The Hebrews continued to tell these stories through cataclysm after cataclysm, so we can safely assume they believed that God did – and we might suggest still does – take humanity through times of darkness and terror. This doesn’t mean that we won’t live and die in times of turmoil, nor that bad, even fatally bad things won’t happen to us. It means that God, who holds us in the palm of those divine hands, carries us beyond Egyptian pharaohs and Roman conquerors and Black Deaths and World Wars and cancers and car crashes and COVID-19.
The authors of Exodus knew that chaos existed. Their forebears had escaped the chaos of slavery. In their own experience of #BlackLivesMatter they had eventually overthrown tyranny and exploitation and corrupt and despotic leaders. They found their own equivalent of a black president – though the pendulum swung innumerable times in the centuries that followed. They found an ambiguous liberator, in Moses. They found a Promised Land. They grew into rituals that told them of a God who hears the cries of the oppressed, whether it be in the brickyards of Egypt or the plantations of the American Continent or the refugee camps of Kenya and Jordan and Ethiopia and Tanzania and Manus Island to name just some. They found empowerment so they no longer had to cry #MeToo to be heard. While it wasn’t perfect, and again the pendulum has never ceased to swing, they found signs of hope, signs of justice, since of equality, and even signs of reconciliation and mutual respect that are a foretaste of the Reign of God that is yet to come.

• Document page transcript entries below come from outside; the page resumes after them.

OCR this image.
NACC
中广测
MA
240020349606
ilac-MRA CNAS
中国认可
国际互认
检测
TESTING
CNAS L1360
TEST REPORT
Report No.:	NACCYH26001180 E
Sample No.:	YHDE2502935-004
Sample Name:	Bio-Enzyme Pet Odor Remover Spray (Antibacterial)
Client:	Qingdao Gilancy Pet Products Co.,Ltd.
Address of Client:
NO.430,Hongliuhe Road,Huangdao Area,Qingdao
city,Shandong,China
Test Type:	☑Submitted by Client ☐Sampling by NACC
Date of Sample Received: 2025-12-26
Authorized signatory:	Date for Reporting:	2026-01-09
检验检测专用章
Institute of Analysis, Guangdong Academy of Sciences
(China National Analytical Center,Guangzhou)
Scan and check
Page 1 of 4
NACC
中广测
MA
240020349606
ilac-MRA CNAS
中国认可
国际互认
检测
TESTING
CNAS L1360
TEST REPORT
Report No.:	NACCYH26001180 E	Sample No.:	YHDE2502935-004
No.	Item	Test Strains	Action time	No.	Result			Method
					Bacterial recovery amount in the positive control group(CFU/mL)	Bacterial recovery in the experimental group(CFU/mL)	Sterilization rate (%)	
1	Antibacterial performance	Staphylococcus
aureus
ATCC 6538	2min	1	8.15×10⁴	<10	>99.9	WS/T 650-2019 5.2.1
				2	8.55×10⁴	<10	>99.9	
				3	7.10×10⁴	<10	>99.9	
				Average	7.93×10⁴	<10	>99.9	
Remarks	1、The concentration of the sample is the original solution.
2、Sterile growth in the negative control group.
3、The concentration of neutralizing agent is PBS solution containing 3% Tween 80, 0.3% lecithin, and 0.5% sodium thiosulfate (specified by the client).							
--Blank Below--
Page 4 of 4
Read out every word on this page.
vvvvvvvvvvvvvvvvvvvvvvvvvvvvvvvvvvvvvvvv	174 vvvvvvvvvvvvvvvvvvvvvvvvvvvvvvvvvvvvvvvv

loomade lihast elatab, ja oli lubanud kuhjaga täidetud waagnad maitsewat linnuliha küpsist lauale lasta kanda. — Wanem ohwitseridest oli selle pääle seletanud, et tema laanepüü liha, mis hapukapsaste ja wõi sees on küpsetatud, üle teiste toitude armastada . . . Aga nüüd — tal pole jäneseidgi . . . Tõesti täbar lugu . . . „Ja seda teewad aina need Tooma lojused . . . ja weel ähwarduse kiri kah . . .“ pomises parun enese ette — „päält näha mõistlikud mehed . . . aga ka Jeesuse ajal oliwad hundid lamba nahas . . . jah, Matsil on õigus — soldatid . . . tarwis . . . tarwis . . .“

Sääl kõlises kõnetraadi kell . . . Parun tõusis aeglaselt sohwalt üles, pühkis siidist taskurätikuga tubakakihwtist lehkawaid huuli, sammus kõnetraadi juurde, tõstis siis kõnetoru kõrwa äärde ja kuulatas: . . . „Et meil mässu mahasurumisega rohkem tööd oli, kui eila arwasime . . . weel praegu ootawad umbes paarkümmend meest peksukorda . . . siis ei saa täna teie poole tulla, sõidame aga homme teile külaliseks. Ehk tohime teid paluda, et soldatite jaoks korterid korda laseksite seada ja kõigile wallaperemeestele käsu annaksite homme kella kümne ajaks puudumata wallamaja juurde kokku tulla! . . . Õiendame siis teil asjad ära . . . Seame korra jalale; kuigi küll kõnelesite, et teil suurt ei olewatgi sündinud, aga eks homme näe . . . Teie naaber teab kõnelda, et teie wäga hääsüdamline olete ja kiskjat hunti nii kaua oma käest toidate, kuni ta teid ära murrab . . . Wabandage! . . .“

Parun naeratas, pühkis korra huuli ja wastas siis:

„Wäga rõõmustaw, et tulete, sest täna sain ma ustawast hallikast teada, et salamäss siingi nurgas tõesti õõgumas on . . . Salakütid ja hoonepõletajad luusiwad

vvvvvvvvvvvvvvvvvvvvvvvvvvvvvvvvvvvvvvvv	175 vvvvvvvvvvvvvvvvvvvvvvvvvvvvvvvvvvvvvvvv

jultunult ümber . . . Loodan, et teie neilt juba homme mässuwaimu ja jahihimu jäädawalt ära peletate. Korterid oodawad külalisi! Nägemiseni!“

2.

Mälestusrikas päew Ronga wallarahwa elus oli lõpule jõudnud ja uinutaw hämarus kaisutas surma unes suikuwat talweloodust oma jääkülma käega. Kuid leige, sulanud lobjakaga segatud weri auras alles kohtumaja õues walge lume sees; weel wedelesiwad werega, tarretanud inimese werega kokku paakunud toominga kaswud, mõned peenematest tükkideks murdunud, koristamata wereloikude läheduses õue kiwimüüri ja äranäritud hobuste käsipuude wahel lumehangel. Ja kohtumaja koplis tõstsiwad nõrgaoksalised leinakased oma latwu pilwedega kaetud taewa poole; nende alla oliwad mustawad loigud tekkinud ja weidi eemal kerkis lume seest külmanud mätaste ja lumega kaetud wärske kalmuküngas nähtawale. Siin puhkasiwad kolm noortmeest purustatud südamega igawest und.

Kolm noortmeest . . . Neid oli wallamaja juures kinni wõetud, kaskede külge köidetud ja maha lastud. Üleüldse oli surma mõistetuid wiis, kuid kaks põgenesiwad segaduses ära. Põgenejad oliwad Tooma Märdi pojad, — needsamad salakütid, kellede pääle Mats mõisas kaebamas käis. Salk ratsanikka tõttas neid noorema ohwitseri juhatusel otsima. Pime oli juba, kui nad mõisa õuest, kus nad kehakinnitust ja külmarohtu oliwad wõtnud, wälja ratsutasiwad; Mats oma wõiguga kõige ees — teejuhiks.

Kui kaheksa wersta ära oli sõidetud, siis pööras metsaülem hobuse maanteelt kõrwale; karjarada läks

Many of us, if not all of us, are on the privileged side of history – so far. Perhaps economic and ecological collapse will change that. But for now most of us know where our next meal will come from, will have a roof over our head, and will not die of cold or starvation tonight. The Hebrew people reached that blessed state too, after they fled Egypt. They promised then never to forget the God who had delivered them. They often forgot that promise – as we do. God again and again used the rigours of nature and politics to remind them and us that we are not gods, not immortal, not beyond the brute force of judgement. The word “wrath,” in various languages, is associated with God from time to time. Not the wrath of an impulsive and evil deity, but the wrath of a God that has little choice but to bring humanity back to some semblance of justice and fair play – compassion and justice for neighbours, human and otherwise, with whom we share this planet. Ours is a time a wrath. Our churches, nations and eco-systems are collapsing. As Paul says in the opening of his great letter to the Romans, we are “handed over” to the ramifications of our own decisions and behaviour.
The wrath of God, though, is not a final word. At the heart of the story of Exodus, and at the heart of what we believe is the story of the Cross of Jesus, the new Exodus, is the knowledge that God goes ahead of us. Even when all turns to custard and we experience closure in our lives God’s footsteps are still warm, and we are led on to futures as unimaginable as our world would be to those stumbling Hebrews. Indeed more unimaginable still. For behold, says the author of Revelation, I see new heavens and a new earth, and the Lamb will be the light of the City of God.
But we have many rivers to cross yet.
Nevertheless, as we remember past deliverances of the People of God, and probably repeat their recurrent mistakes and descents into chaos, we can do worse in preparation for our encounter with the God of Judgement, God even of Covid-19, than to practice peace, peace that is the presence of justice, reconciliation between fractious opponents that is the presence of love, and practice worship together that is the foretaste of the eternities of God.